Monday 23 January 2017

Is a pension scheme a Ponzi scheme?

In some countries, the pension schemes are likely to fail in next few decades; in order to avoid such situation from happening, these countries are planning to lift up individuals and employers’ pension contribution levels and delay retirement ages. It feels like that the current working generation is paying for the current retired generation. As the later generation is paying for the earlier generation, it feels to meet some characteristics of a Ponzi scheme. However, my argument is that healthy pension schemes should not be a Ponzi scheme and do not have any similar characteristics of a Ponzi scheme.

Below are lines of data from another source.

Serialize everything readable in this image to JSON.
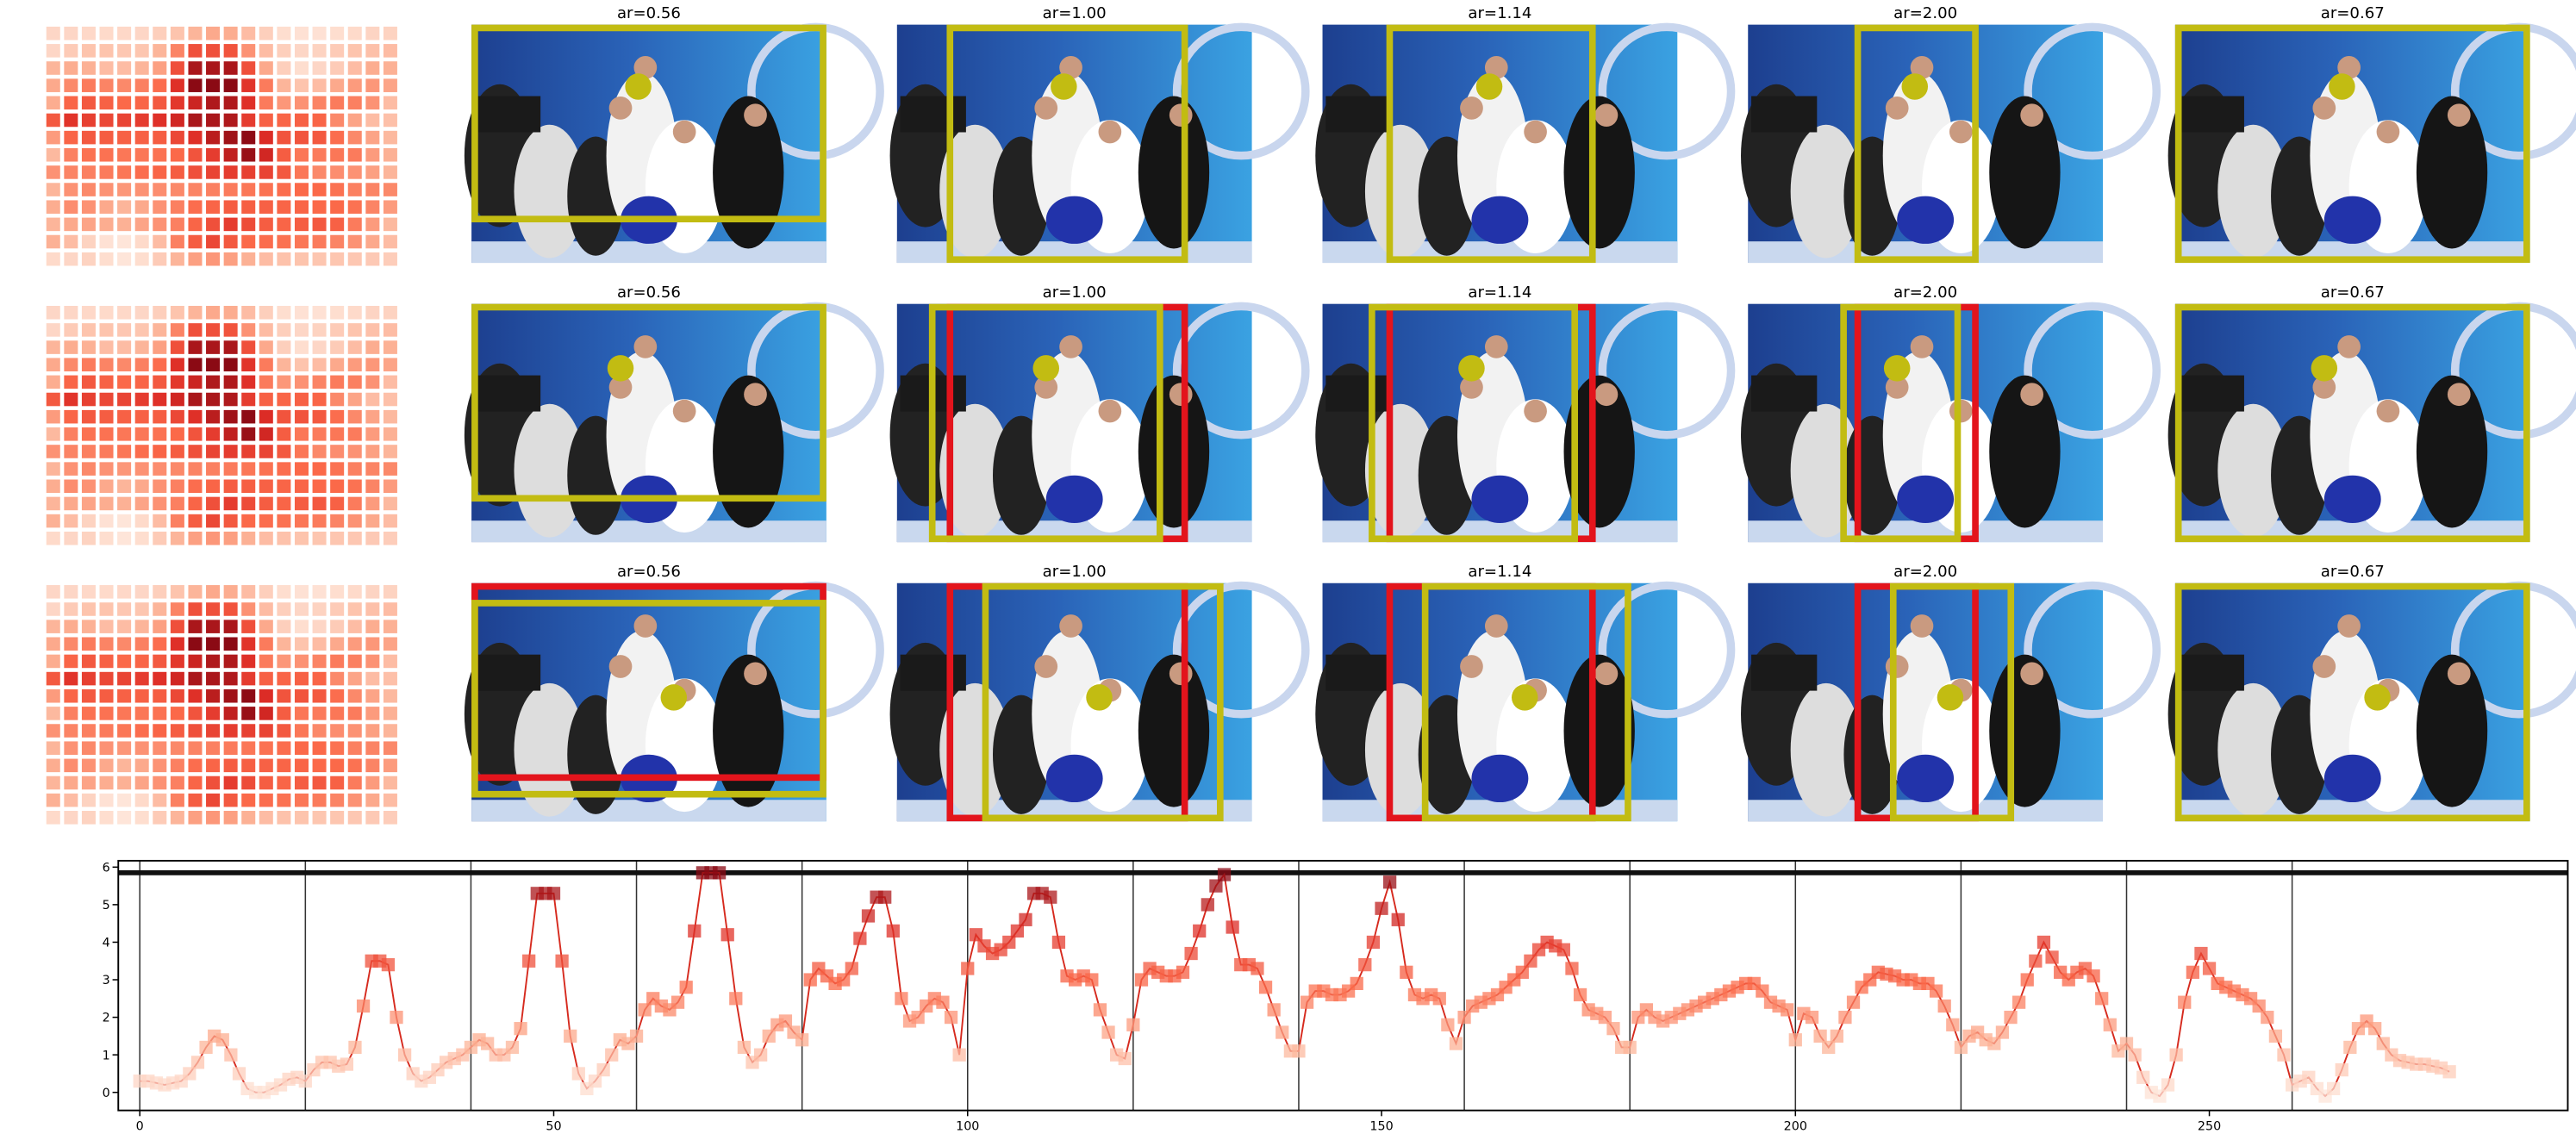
{
  "crops": {
    "titles": [
      [
        "ar=0.56",
        "ar=1.00",
        "ar=1.14",
        "ar=2.00",
        "ar=0.67"
      ],
      [
        "ar=0.56",
        "ar=1.00",
        "ar=1.14",
        "ar=2.00",
        "ar=0.67"
      ],
      [
        "ar=0.56",
        "ar=1.00",
        "ar=1.14",
        "ar=2.00",
        "ar=0.67"
      ]
    ]
  },
  "chart_data": {
    "type": "line",
    "x": [
      0,
      1,
      2,
      3,
      4,
      5,
      6,
      7,
      8,
      9,
      10,
      11,
      12,
      13,
      14,
      15,
      16,
      17,
      18,
      19,
      20,
      21,
      22,
      23,
      24,
      25,
      26,
      27,
      28,
      29,
      30,
      31,
      32,
      33,
      34,
      35,
      36,
      37,
      38,
      39,
      40,
      41,
      42,
      43,
      44,
      45,
      46,
      47,
      48,
      49,
      50,
      51,
      52,
      53,
      54,
      55,
      56,
      57,
      58,
      59,
      60,
      61,
      62,
      63,
      64,
      65,
      66,
      67,
      68,
      69,
      70,
      71,
      72,
      73,
      74,
      75,
      76,
      77,
      78,
      79,
      80,
      81,
      82,
      83,
      84,
      85,
      86,
      87,
      88,
      89,
      90,
      91,
      92,
      93,
      94,
      95,
      96,
      97,
      98,
      99,
      100,
      101,
      102,
      103,
      104,
      105,
      106,
      107,
      108,
      109,
      110,
      111,
      112,
      113,
      114,
      115,
      116,
      117,
      118,
      119,
      120,
      121,
      122,
      123,
      124,
      125,
      126,
      127,
      128,
      129,
      130,
      131,
      132,
      133,
      134,
      135,
      136,
      137,
      138,
      139,
      140,
      141,
      142,
      143,
      144,
      145,
      146,
      147,
      148,
      149,
      150,
      151,
      152,
      153,
      154,
      155,
      156,
      157,
      158,
      159,
      160,
      161,
      162,
      163,
      164,
      165,
      166,
      167,
      168,
      169,
      170,
      171,
      172,
      173,
      174,
      175,
      176,
      177,
      178,
      179,
      180,
      181,
      182,
      183,
      184,
      185,
      186,
      187,
      188,
      189,
      190,
      191,
      192,
      193,
      194,
      195,
      196,
      197,
      198,
      199,
      200,
      201,
      202,
      203,
      204,
      205,
      206,
      207,
      208,
      209,
      210,
      211,
      212,
      213,
      214,
      215,
      216,
      217,
      218,
      219,
      220,
      221,
      222,
      223,
      224,
      225,
      226,
      227,
      228,
      229,
      230,
      231,
      232,
      233,
      234,
      235,
      236,
      237,
      238,
      239,
      240,
      241,
      242,
      243,
      244,
      245,
      246,
      247,
      248,
      249,
      250,
      251,
      252,
      253,
      254,
      255,
      256,
      257,
      258,
      259,
      260,
      261,
      262,
      263,
      264,
      265,
      266,
      267,
      268,
      269,
      270,
      271,
      272,
      273,
      274,
      275,
      276,
      277,
      278,
      279
    ],
    "values": [
      0.3,
      0.3,
      0.25,
      0.2,
      0.25,
      0.3,
      0.5,
      0.8,
      1.2,
      1.5,
      1.4,
      1.0,
      0.5,
      0.1,
      0.0,
      0.0,
      0.1,
      0.2,
      0.35,
      0.4,
      0.3,
      0.6,
      0.8,
      0.8,
      0.7,
      0.75,
      1.2,
      2.3,
      3.5,
      3.5,
      3.4,
      2.0,
      1.0,
      0.5,
      0.3,
      0.4,
      0.6,
      0.8,
      0.9,
      1.0,
      1.2,
      1.4,
      1.3,
      1.0,
      1.0,
      1.2,
      1.7,
      3.5,
      5.3,
      5.3,
      5.3,
      3.5,
      1.5,
      0.5,
      0.1,
      0.3,
      0.6,
      1.0,
      1.4,
      1.3,
      1.5,
      2.2,
      2.5,
      2.3,
      2.2,
      2.4,
      2.8,
      4.3,
      5.85,
      5.85,
      5.85,
      4.2,
      2.5,
      1.2,
      0.8,
      1.0,
      1.5,
      1.8,
      1.9,
      1.6,
      1.4,
      3.0,
      3.3,
      3.1,
      2.9,
      3.0,
      3.3,
      4.1,
      4.7,
      5.2,
      5.2,
      4.3,
      2.5,
      1.9,
      2.0,
      2.3,
      2.5,
      2.4,
      2.0,
      1.0,
      3.3,
      4.2,
      3.9,
      3.7,
      3.8,
      4.0,
      4.3,
      4.6,
      5.3,
      5.3,
      5.2,
      4.0,
      3.1,
      3.0,
      3.1,
      3.0,
      2.2,
      1.6,
      1.0,
      0.9,
      1.8,
      3.0,
      3.3,
      3.2,
      3.1,
      3.1,
      3.2,
      3.7,
      4.3,
      5.0,
      5.5,
      5.8,
      4.4,
      3.4,
      3.4,
      3.3,
      2.8,
      2.2,
      1.6,
      1.1,
      1.1,
      2.4,
      2.7,
      2.7,
      2.6,
      2.6,
      2.7,
      2.9,
      3.4,
      4.0,
      4.9,
      5.6,
      4.6,
      3.2,
      2.6,
      2.5,
      2.6,
      2.5,
      1.8,
      1.3,
      2.0,
      2.3,
      2.4,
      2.5,
      2.6,
      2.8,
      3.0,
      3.2,
      3.5,
      3.8,
      4.0,
      3.9,
      3.8,
      3.3,
      2.6,
      2.2,
      2.1,
      2.0,
      1.7,
      1.2,
      1.2,
      2.0,
      2.2,
      2.0,
      1.9,
      2.0,
      2.1,
      2.2,
      2.3,
      2.4,
      2.5,
      2.6,
      2.7,
      2.8,
      2.9,
      2.9,
      2.7,
      2.4,
      2.3,
      2.2,
      1.4,
      2.1,
      2.0,
      1.5,
      1.2,
      1.5,
      2.0,
      2.4,
      2.8,
      3.0,
      3.2,
      3.15,
      3.1,
      3.0,
      3.0,
      2.9,
      2.9,
      2.7,
      2.3,
      1.8,
      1.2,
      1.5,
      1.6,
      1.4,
      1.3,
      1.6,
      2.0,
      2.4,
      3.0,
      3.5,
      4.0,
      3.6,
      3.2,
      3.0,
      3.2,
      3.3,
      3.1,
      2.5,
      1.8,
      1.1,
      1.3,
      1.0,
      0.4,
      0.0,
      -0.1,
      0.2,
      1.0,
      2.4,
      3.2,
      3.7,
      3.3,
      2.9,
      2.8,
      2.7,
      2.6,
      2.5,
      2.3,
      2.0,
      1.5,
      1.0,
      0.2,
      0.3,
      0.4,
      0.1,
      -0.1,
      0.1,
      0.6,
      1.2,
      1.7,
      1.9,
      1.7,
      1.3,
      1.0,
      0.85,
      0.8,
      0.75,
      0.75,
      0.7,
      0.65,
      0.55
    ],
    "color": "#d62a1e",
    "marker_colormap": [
      "#fee5d9",
      "#fcae91",
      "#fb6a4a",
      "#de2d26",
      "#8b0a14"
    ],
    "xlim": [
      -2.6,
      293.3
    ],
    "ylim": [
      -0.48,
      6.17
    ],
    "xticks": [
      0,
      50,
      100,
      150,
      200,
      250
    ],
    "yticks": [
      0,
      1,
      2,
      3,
      4,
      5,
      6
    ],
    "vlines": [
      0,
      20,
      40,
      60,
      80,
      100,
      120,
      140,
      160,
      180,
      200,
      220,
      240,
      260
    ],
    "hline": 5.85,
    "heatmap_columns": 20
  }
}
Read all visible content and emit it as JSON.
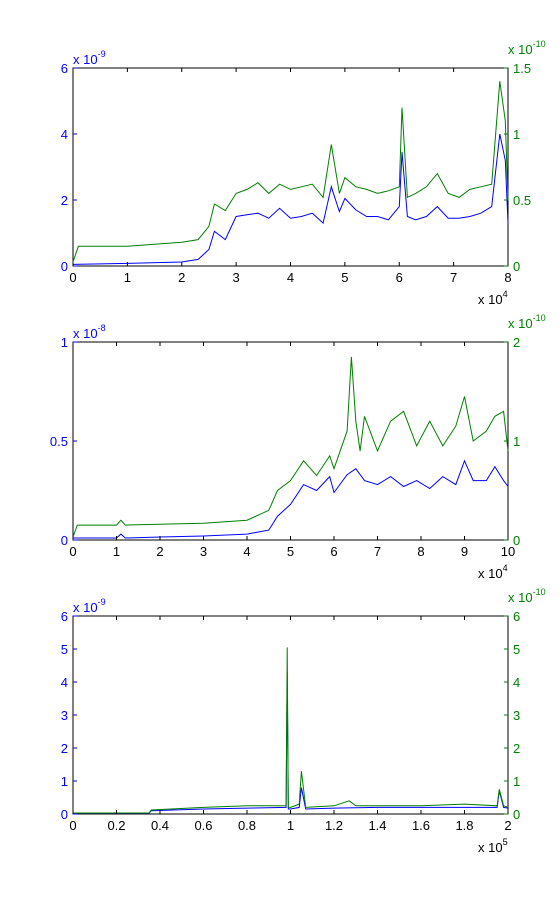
{
  "colors": {
    "left": "#0000ff",
    "right": "#007f00",
    "axis": "#000000"
  },
  "chart_data": [
    {
      "type": "line",
      "x_exponent": {
        "base": "x 10",
        "power": "4"
      },
      "left_exponent": {
        "base": "x 10",
        "power": "-9"
      },
      "right_exponent": {
        "base": "x 10",
        "power": "-10"
      },
      "xlim": [
        0,
        8
      ],
      "left_ylim": [
        0,
        6
      ],
      "right_ylim": [
        0,
        1.5
      ],
      "x_ticks": [
        "0",
        "1",
        "2",
        "3",
        "4",
        "5",
        "6",
        "7",
        "8"
      ],
      "left_ticks": [
        "0",
        "2",
        "4",
        "6"
      ],
      "right_ticks": [
        "0",
        "0.5",
        "1",
        "1.5"
      ],
      "series": [
        {
          "axis": "left",
          "color": "#0000ff",
          "x": [
            0,
            1,
            2,
            2.3,
            2.5,
            2.6,
            2.8,
            3.0,
            3.2,
            3.4,
            3.6,
            3.8,
            4.0,
            4.2,
            4.4,
            4.6,
            4.75,
            4.9,
            5.0,
            5.2,
            5.4,
            5.6,
            5.8,
            6.0,
            6.05,
            6.15,
            6.3,
            6.5,
            6.7,
            6.9,
            7.1,
            7.3,
            7.5,
            7.7,
            7.85,
            7.95,
            8.0
          ],
          "y": [
            0.05,
            0.08,
            0.12,
            0.2,
            0.5,
            1.05,
            0.8,
            1.5,
            1.55,
            1.6,
            1.45,
            1.75,
            1.45,
            1.5,
            1.6,
            1.3,
            2.4,
            1.65,
            2.05,
            1.7,
            1.5,
            1.5,
            1.4,
            1.8,
            3.45,
            1.5,
            1.4,
            1.5,
            1.8,
            1.45,
            1.45,
            1.5,
            1.6,
            1.8,
            4.0,
            3.2,
            1.3
          ]
        },
        {
          "axis": "right",
          "color": "#007f00",
          "x": [
            0,
            0.1,
            1,
            2,
            2.3,
            2.5,
            2.6,
            2.8,
            3.0,
            3.2,
            3.4,
            3.6,
            3.8,
            4.0,
            4.2,
            4.4,
            4.6,
            4.75,
            4.9,
            5.0,
            5.2,
            5.4,
            5.6,
            5.8,
            6.0,
            6.05,
            6.15,
            6.3,
            6.5,
            6.7,
            6.9,
            7.1,
            7.3,
            7.5,
            7.7,
            7.85,
            7.95,
            8.0
          ],
          "y": [
            0.03,
            0.15,
            0.15,
            0.18,
            0.2,
            0.3,
            0.47,
            0.42,
            0.55,
            0.58,
            0.63,
            0.55,
            0.62,
            0.58,
            0.6,
            0.62,
            0.52,
            0.92,
            0.55,
            0.67,
            0.6,
            0.58,
            0.55,
            0.57,
            0.6,
            1.2,
            0.52,
            0.55,
            0.6,
            0.7,
            0.55,
            0.52,
            0.58,
            0.6,
            0.62,
            1.4,
            1.1,
            0.5
          ]
        }
      ]
    },
    {
      "type": "line",
      "x_exponent": {
        "base": "x 10",
        "power": "4"
      },
      "left_exponent": {
        "base": "x 10",
        "power": "-8"
      },
      "right_exponent": {
        "base": "x 10",
        "power": "-10"
      },
      "xlim": [
        0,
        10
      ],
      "left_ylim": [
        0,
        1
      ],
      "right_ylim": [
        0,
        2
      ],
      "x_ticks": [
        "0",
        "1",
        "2",
        "3",
        "4",
        "5",
        "6",
        "7",
        "8",
        "9",
        "10"
      ],
      "left_ticks": [
        "0",
        "0.5",
        "1"
      ],
      "right_ticks": [
        "0",
        "1",
        "2"
      ],
      "series": [
        {
          "axis": "left",
          "color": "#0000ff",
          "x": [
            0,
            1,
            1.1,
            1.2,
            2,
            3,
            4,
            4.5,
            4.7,
            5.0,
            5.3,
            5.6,
            5.9,
            6.0,
            6.3,
            6.5,
            6.7,
            7.0,
            7.3,
            7.6,
            7.9,
            8.2,
            8.5,
            8.8,
            9.0,
            9.2,
            9.5,
            9.7,
            9.9,
            10
          ],
          "y": [
            0.01,
            0.01,
            0.03,
            0.01,
            0.015,
            0.02,
            0.03,
            0.05,
            0.12,
            0.18,
            0.28,
            0.25,
            0.32,
            0.24,
            0.33,
            0.36,
            0.3,
            0.28,
            0.32,
            0.27,
            0.3,
            0.26,
            0.32,
            0.28,
            0.4,
            0.3,
            0.3,
            0.37,
            0.3,
            0.27
          ]
        },
        {
          "axis": "right",
          "color": "#007f00",
          "x": [
            0,
            0.1,
            1,
            1.1,
            1.2,
            2,
            3,
            4,
            4.5,
            4.7,
            5.0,
            5.3,
            5.6,
            5.9,
            6.0,
            6.3,
            6.4,
            6.5,
            6.6,
            6.7,
            7.0,
            7.3,
            7.6,
            7.9,
            8.2,
            8.5,
            8.8,
            9.0,
            9.2,
            9.5,
            9.7,
            9.9,
            10
          ],
          "y": [
            0.03,
            0.15,
            0.15,
            0.2,
            0.15,
            0.16,
            0.17,
            0.2,
            0.3,
            0.5,
            0.6,
            0.8,
            0.65,
            0.85,
            0.72,
            1.1,
            1.85,
            1.2,
            0.9,
            1.25,
            0.9,
            1.2,
            1.3,
            0.95,
            1.2,
            0.95,
            1.15,
            1.45,
            1.0,
            1.1,
            1.25,
            1.3,
            0.9
          ]
        }
      ]
    },
    {
      "type": "line",
      "x_exponent": {
        "base": "x 10",
        "power": "5"
      },
      "left_exponent": {
        "base": "x 10",
        "power": "-9"
      },
      "right_exponent": {
        "base": "x 10",
        "power": "-10"
      },
      "xlim": [
        0,
        2
      ],
      "left_ylim": [
        0,
        6
      ],
      "right_ylim": [
        0,
        6
      ],
      "x_ticks": [
        "0",
        "0.2",
        "0.4",
        "0.6",
        "0.8",
        "1",
        "1.2",
        "1.4",
        "1.6",
        "1.8",
        "2"
      ],
      "left_ticks": [
        "0",
        "1",
        "2",
        "3",
        "4",
        "5",
        "6"
      ],
      "right_ticks": [
        "0",
        "1",
        "2",
        "3",
        "4",
        "5",
        "6"
      ],
      "series": [
        {
          "axis": "left",
          "color": "#0000ff",
          "x": [
            0,
            0.35,
            0.36,
            0.6,
            0.8,
            0.98,
            0.985,
            0.99,
            1.0,
            1.04,
            1.05,
            1.07,
            1.2,
            1.4,
            1.6,
            1.8,
            1.95,
            1.96,
            1.98,
            2.0
          ],
          "y": [
            0.02,
            0.02,
            0.1,
            0.15,
            0.18,
            0.2,
            4.3,
            0.15,
            0.15,
            0.2,
            0.8,
            0.15,
            0.18,
            0.2,
            0.2,
            0.2,
            0.2,
            0.7,
            0.2,
            0.18
          ]
        },
        {
          "axis": "right",
          "color": "#007f00",
          "x": [
            0,
            0.35,
            0.36,
            0.6,
            0.8,
            0.98,
            0.985,
            0.99,
            1.0,
            1.04,
            1.05,
            1.07,
            1.2,
            1.27,
            1.3,
            1.4,
            1.6,
            1.8,
            1.95,
            1.96,
            1.98,
            2.0
          ],
          "y": [
            0.03,
            0.03,
            0.12,
            0.2,
            0.25,
            0.25,
            5.05,
            0.2,
            0.2,
            0.3,
            1.3,
            0.2,
            0.25,
            0.4,
            0.25,
            0.25,
            0.25,
            0.3,
            0.25,
            0.75,
            0.25,
            0.2
          ]
        }
      ]
    }
  ]
}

If an insurance company only has one pension scheme client, then the company uses this client’s current payment as the initial assets to invest, with a good investment strategy and action, the investment generates an accumulated positive return for the pensioner and the insurance company gets some of the return as its revenue. In this case, it does not have any characteristics of a Ponzi scheme. Such pension strategy should be followed by all private pension providers. However, it may not be suitable for many state pension schemes. As in some countries, state pension schemes are only started in the late 20th century, some of the populations did not contribute to their pensions from the beginning of their employment, the governments need to fill in the missing contributions in order to give all individuals equal pension benefits. Once the governments do not have the ability to provide sufficient financial support for their state pension schemes, they have to use the younger generation’s contribution to pay the older generation’s pension benefits, then it looks like a Ponzi scheme. However, unlike a Ponzi scheme, a government can fill in the shortage part with several payments, once the government fills the gap, there should be no need for any future payments to the scheme from the government and the pension scheme can be sustainable if it has good management and investment strategies. Once the pension scheme is run in an effective way, there is only one possible situation that the pension scheme will not be able to generate sufficient funds to pay out pension benefits. This situation is that the whole society and economy are in a long term negative condition that there is a high unemployment rate and the economy is shrinking without any growth. In this case, there is likely a deflation existing in the economy so lower pension benefits could still give the retired population some life security. And the most priority of the government is to rescue the society and the economy instead of giving more money to the state pension schemes. Once the society and the economy is picking, the returns of these pension schemes will also be picking up, so they can then provide sufficient pension benefits.

Overall, pension schemes are definitely not a Ponzi scheme when they are using a good management and investment strategies and they should be sustainable with some limited external support that may come from the governments.